谢怀枭这两日一直心神不宁,一连两夜从恶梦中惊醒。
那恶梦均是梦到一个浑身血淋淋,看不清面容的女子在山中哭泣着。
梦醒後,谢怀枭还伴有心口隐隐作疼,像是失去了什麽重要的东西,空落落的疼,让他两晚都没有休息好。

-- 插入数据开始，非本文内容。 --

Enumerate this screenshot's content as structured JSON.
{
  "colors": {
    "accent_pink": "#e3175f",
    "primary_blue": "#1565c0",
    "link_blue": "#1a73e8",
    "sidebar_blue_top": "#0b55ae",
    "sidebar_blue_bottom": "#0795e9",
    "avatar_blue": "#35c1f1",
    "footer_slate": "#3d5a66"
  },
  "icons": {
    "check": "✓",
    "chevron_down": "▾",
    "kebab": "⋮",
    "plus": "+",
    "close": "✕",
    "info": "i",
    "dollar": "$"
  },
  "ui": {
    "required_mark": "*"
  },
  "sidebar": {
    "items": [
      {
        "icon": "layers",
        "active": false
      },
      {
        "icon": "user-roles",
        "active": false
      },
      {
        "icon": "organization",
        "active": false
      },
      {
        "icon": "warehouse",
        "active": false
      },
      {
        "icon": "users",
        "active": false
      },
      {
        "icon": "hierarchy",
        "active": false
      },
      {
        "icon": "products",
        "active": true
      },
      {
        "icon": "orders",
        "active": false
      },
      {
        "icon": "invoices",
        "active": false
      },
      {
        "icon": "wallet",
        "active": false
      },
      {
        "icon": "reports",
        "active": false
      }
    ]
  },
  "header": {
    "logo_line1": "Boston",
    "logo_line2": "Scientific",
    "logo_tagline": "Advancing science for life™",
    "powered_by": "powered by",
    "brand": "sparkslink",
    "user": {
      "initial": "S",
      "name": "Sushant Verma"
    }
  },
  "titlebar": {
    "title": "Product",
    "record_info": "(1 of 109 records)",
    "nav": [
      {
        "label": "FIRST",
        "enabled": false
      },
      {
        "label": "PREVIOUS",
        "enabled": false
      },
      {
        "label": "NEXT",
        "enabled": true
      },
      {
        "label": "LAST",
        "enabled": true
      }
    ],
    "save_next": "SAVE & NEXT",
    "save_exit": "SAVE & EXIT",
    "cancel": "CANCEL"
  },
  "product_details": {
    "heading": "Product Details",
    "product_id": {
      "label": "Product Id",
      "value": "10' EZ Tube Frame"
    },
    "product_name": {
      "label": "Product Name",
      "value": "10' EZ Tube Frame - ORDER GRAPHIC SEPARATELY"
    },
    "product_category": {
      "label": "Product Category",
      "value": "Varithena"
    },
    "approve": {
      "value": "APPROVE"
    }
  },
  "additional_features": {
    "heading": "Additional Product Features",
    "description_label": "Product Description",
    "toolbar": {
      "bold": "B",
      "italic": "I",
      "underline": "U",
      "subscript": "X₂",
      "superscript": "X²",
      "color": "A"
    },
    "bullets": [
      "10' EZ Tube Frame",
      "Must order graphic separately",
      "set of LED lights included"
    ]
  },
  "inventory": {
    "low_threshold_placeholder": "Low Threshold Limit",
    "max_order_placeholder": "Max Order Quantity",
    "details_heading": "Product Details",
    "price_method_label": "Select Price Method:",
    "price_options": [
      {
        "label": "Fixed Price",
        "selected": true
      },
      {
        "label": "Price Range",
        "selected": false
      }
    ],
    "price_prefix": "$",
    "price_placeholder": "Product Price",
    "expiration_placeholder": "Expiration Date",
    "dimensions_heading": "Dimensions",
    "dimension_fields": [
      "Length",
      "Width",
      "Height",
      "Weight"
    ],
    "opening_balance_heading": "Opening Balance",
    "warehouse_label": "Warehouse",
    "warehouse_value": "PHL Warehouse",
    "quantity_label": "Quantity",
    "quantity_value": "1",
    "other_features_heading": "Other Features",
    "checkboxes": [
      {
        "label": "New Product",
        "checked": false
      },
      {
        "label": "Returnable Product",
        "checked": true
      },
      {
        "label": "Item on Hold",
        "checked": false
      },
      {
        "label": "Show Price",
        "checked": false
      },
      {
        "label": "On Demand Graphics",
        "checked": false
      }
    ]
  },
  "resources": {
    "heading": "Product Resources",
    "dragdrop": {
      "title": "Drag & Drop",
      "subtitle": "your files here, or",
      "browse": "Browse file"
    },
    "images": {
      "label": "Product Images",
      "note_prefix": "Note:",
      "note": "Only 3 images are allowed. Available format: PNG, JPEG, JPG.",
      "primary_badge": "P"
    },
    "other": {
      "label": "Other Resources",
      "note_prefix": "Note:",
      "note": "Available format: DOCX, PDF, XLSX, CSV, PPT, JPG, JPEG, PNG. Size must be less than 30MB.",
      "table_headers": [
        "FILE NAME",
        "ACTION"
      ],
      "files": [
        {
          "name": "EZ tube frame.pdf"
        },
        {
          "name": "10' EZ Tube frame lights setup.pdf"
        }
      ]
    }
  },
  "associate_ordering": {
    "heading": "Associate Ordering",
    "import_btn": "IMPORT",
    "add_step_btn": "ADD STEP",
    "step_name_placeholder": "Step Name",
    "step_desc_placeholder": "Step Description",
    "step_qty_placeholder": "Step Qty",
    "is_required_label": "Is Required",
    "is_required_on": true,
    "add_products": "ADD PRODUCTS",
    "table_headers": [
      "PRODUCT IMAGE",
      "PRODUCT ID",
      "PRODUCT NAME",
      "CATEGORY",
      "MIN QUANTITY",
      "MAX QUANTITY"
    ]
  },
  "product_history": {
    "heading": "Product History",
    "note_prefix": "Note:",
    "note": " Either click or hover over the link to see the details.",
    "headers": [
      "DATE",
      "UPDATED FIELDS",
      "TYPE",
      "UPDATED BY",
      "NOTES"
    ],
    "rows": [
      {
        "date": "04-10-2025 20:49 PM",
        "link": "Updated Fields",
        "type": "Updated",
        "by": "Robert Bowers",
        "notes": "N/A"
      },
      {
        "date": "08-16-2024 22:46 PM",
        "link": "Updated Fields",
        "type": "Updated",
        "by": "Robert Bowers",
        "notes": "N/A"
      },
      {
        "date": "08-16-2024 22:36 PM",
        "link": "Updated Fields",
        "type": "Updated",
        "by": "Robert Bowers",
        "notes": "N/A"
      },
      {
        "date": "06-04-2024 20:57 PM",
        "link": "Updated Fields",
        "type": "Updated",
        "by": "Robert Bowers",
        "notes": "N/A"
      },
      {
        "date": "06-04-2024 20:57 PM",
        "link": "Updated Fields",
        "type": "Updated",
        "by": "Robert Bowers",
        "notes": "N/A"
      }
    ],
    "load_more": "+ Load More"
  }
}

还有一个时辰多到避暑山庄,这个时间段,他可以小寐一会。
马车很宽敞,谢怀枭倒下身,枕在了文初的大腿上,
文初下意识的想挪开腿,但一想,惹到男人,吃苦的还是自己,他想留得好精神见玉儿。
人便没有动弹。
文初的小腹已经很明显,谢怀枭侧脸枕在他大腿上,脸庞贴上文初的孕腹,一个小包包忽然顶了他的鼻梁一下。
貌似是被踢了一下般。
谢怀枭睁开眼眸,擡起手,抚摸上文初的孕腹:“先让你猖狂一下,待回去後,便要结束的你的性命了。”
文初感受着腹中的胎动,眼睛不自觉红了。
谢怀枭收回手,翻身仰躺,深邃的眸子望着文初的脸庞,细细打量着。
“玉儿很像你。”也是个美人胚子。
文初清清淡淡的说道:“他是朕的孩子,不像朕,那又会像谁。”
谢怀枭伸出手摩挲着文初的脸颊,话语中透出戏谑:“当然还会像给你种子的男人了。”
文初心下一疼,想起来那个叫陈明之的人。
压抑着痛苦,偏了偏脸,想避开谢怀枭的手。
可是谢怀枭的手却像是黏在了文初的脸上。
指尖从文初的脸颊缓缓游弋到润泽的唇瓣上。
一下一下的抚摸着。
文初闭了闭眼睛,只能忍受着。
男人得寸进尺,将手指放到他口中。
文初不想遭男人折磨,想好好的去见玉儿,便没有去咬男人的手指。
但又不想被男人如此凌辱戏弄。
便用舌尖去推男人的手指。
谢怀枭轻笑一声:“你好淘气。”
帝王到底是年龄小,做出的事情无意间就透出几分讨喜。
谢怀枭手指收了回来。
他闭上了眸子:“给我按按头。”
故意威胁道:“不听话,就在马车中狠狠。操。你了。”
谢怀枭项来说话不扑空。
文初到底是怕被他折磨了。
满心无奈的为谢怀枭按起了头来。
柔软微凉的指腹力道适中的按捏着,让谢怀枭仿佛灵魂都得到了放松,半睡半享受的躺在文初的腿上。
一个时辰好似转瞬即逝,很快马车就停在了避暑山庄。
文初迫切的想见到玉儿,人顶着孕腹直接跳下马车,提着袍摆就奔了进去。
谢怀枭也紧随其後。
二人来到玉儿的卧室中时,小家夥瘦小的脸蛋上毫无血色,已经是气若游丝的躺在床榻上。
柳明伊正在聚精会神的为小家夥针灸。
每一针都落的非常小心。
玉儿的小脑瓜上已经扎上不少根银针,像个小刺猬。
文初泪水瞬间夺眶而出。
但怕自己情绪惊扰到正在为玉儿施针的柳明伊。
人极力的克制,出了房间,在室外等柳明伊施完针。
这时宴商舟气喘吁吁的跑了过来,见到文初後再无法忍住,失声痛哭了起来,满是愧疚对文初道:“是臣无能,无法治好玉儿,让玉儿病危……啪……”
谢怀枭不知何时也出来了,一耳光扇在了宴商舟的脸上。